No. 109, Acts 1886: “That section 66 of Act No. 20, approved June 23, 1882, entitled ‘An act to incorporate the city of New Orleans, provide for the government and administration of the affairs there of, and to repeal all acts inconsistent and in conflict with its provisions,’ be amended and re-enacted so as to read as follows: The council shall not, under any pretext whatever, appropriate any funds for the government of the corporation to the full extent of the revenues, but shall reserve twenty per cent, of said revenues, which reserve, and all sums, rights, interests, and credits received from miscellaneous or contingent sources, shall be appropriated by the council for the purpose of permanent public improvement, as herein provided for.”

The claim of the relator is that) when properly defined, there is shown to be a surplus for the years 1888 and 1889, and that, under the act of 1877, since the debts of the city to him were contracted while that act was in force, he has a right to that surplus. As to the existence of a surplus for the years 1888 and 1889, that which is claimed to be a surplus is an unexpended but appropriated amount of the 20 per cent. But the legislature has dedicated this to the purpose of permanent public improvements. This dedication is conclusive upon the relator's claim, unless the act of 1877 has given him a right to a surplus, which the act of 1886 could not qualify.
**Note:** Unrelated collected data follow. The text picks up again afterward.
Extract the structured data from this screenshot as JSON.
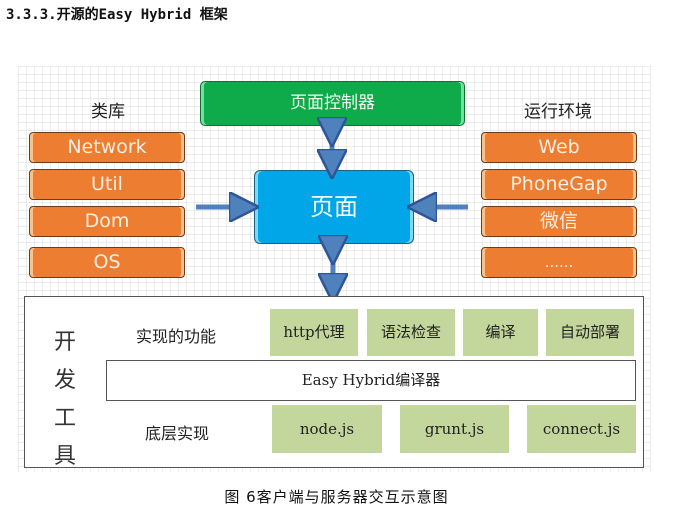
{
  "heading": "3.3.3.开源的Easy Hybrid 框架",
  "diagram": {
    "libraries": {
      "title": "类库",
      "items": [
        "Network",
        "Util",
        "Dom",
        "OS"
      ]
    },
    "runtime": {
      "title": "运行环境",
      "items": [
        "Web",
        "PhoneGap",
        "微信",
        "......"
      ]
    },
    "page_controller": "页面控制器",
    "page": "页面",
    "dev_tools": {
      "title_chars": [
        "开",
        "发",
        "工",
        "具"
      ],
      "features_label": "实现的功能",
      "features": [
        "http代理",
        "语法检查",
        "编译",
        "自动部署"
      ],
      "compiler": "Easy Hybrid编译器",
      "underlying_label": "底层实现",
      "underlying": [
        "node.js",
        "grunt.js",
        "connect.js"
      ]
    },
    "colors": {
      "library_box": "#ed7d31",
      "controller_box": "#0faa4a",
      "page_box": "#00a6e8",
      "tool_box": "#c3d69b",
      "arrow": "#4f81bd"
    }
  },
  "caption": "图 6客户端与服务器交互示意图"
}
This brings us to the question whether the act of 1877 gave any future creditor any fixed right to any surplus. That act was passed under these circumstances: The legislature had been endeavoring by every legislative mandate to prevent the city of New Orleans from increasing-its floating debt. Up to the date of that statute their efforts had been in vain. Then it was enacted that no appropriation should be made and no claim approved by any municipal corporation during any year in excess of the actual revenues of that year; that the revenues of each year should be devoted to the expenditures of that year; and, since a large floating debt for former years already existed, a provision was added that any surplus of revenues might be applied to the payment of the indebtedness of former years. In our opinion the “former years” mean years former to 1877, for any outstanding indebtedness for any year after 1877 had been rendered impossible, if the statute which contains this provision as to power to appropriate was obeyed. There could, of course, be no surplus unless there remained some amount not appropriated. Section 3, Act 1877, was not meant to guaranty that there would be any such amount, nor to limit the discretion of the appropriating power to provide for all necessary expenditures either on the part of the legislature or on the part of the common council. It simply provided that if, after the discretion of the appropriating power had been exercised, there remained 592a surplus, it might be used in paying indebtedness of former years. The amended charter of 1886 expressly dedicated 20 per cent, of the proceeds of the taxes, even before they were levied, to the highly meritorious purpose of permanent improvements. This dedication, in our opinion, was in violation of no right of the relator, and it is not a surplus, but a legally appropriated sum, which the relator asks should be applied to the payment of his judgments. Our opinion, therefore, is that there is no surplus shown, but that the amount remaining unexpended is destined by the legislature to the purpose of permanent public improvements, and cannot be diverted from that purpose either by the city or its creditors; and that there was no intention on the part of the legislature to guaranty or pledge to any of its creditors any surplus; certainly not to the creditors whose debts arose after 1877.